Woonzorgcentrum Hof van Egmont wil meer aandacht geven aan het psychisch welzijn van de bewoners. Het centrum voor geestelijke gezondheidszorg De Pont stelt vanaf 1 juli een psycholoog ter beschikking van het Hof van Egmont.
Het woonzorgcentrum Hof van Egmont van het OCMW Mechelen wil voor zijn bewoners een thuis zijn, met aandacht voor kwaliteit van leven, met een huiselijke sfeer en zorg op maat. Veel aandacht gaat naar lichamelijke zorgverlening, zoals o.a. mensen helpen bij het wassen, eten en aankleden.

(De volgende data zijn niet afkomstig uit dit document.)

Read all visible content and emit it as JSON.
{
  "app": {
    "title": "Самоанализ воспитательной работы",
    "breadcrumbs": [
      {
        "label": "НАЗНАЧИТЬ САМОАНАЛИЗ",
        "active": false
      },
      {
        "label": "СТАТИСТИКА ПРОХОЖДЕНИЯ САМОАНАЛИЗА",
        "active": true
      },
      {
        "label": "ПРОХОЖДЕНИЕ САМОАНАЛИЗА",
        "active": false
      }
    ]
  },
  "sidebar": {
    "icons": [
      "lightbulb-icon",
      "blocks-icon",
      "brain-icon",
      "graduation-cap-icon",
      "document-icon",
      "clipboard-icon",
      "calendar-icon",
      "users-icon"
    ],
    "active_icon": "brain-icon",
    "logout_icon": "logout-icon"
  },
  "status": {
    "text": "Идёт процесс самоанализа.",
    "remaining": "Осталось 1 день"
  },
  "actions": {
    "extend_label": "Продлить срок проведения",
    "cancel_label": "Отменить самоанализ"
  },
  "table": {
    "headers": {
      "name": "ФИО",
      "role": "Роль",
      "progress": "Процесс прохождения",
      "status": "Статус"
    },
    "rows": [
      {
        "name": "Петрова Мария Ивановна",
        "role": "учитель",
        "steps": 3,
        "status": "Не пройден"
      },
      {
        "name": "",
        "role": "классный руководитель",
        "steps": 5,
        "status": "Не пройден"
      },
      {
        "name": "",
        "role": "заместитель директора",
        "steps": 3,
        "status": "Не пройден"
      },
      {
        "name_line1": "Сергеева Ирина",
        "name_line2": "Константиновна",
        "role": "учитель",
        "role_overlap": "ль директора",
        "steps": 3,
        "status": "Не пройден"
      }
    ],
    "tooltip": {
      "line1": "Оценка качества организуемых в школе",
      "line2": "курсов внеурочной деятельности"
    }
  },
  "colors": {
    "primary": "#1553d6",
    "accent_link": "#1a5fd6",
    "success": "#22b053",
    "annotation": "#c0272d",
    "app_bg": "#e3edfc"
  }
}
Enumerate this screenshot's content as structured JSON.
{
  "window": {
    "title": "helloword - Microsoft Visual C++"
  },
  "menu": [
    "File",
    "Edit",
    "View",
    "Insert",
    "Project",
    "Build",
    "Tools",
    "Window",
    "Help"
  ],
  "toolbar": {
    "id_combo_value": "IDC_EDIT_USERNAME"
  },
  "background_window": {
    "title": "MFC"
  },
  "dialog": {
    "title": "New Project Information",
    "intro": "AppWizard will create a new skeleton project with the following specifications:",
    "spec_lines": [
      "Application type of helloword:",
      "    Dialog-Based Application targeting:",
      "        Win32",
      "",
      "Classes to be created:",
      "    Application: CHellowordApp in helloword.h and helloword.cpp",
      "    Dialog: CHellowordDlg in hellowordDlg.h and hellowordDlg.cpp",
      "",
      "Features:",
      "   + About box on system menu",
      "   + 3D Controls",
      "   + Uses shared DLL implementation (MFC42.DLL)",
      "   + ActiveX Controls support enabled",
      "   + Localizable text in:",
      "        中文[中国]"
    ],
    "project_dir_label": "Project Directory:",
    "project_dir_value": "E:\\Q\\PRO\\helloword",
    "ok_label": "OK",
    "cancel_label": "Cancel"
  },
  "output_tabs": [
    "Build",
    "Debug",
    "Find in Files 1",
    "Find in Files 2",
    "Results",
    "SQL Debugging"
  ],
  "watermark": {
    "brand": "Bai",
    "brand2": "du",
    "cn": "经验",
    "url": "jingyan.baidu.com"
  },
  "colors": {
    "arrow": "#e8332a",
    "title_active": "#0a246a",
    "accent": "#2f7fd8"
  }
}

Met een goede en fijne tijdsbesteding, creatieve en aangepaste activiteiten wil men zorgen dat de bewoners blijven deelnemen aan het maatschappelijk gebeuren. “Het OCMW wil ook extra aandacht hebben voor het psychisch welzijn van de bewoners van het Hof van Egmont. De psycholoog van De Pont kan ons erbij helpen dat iedereen ‘zich goed in zijn vel voelt’.,” zegt OCMW-voorzitter Koen Anciaux (Open Vld).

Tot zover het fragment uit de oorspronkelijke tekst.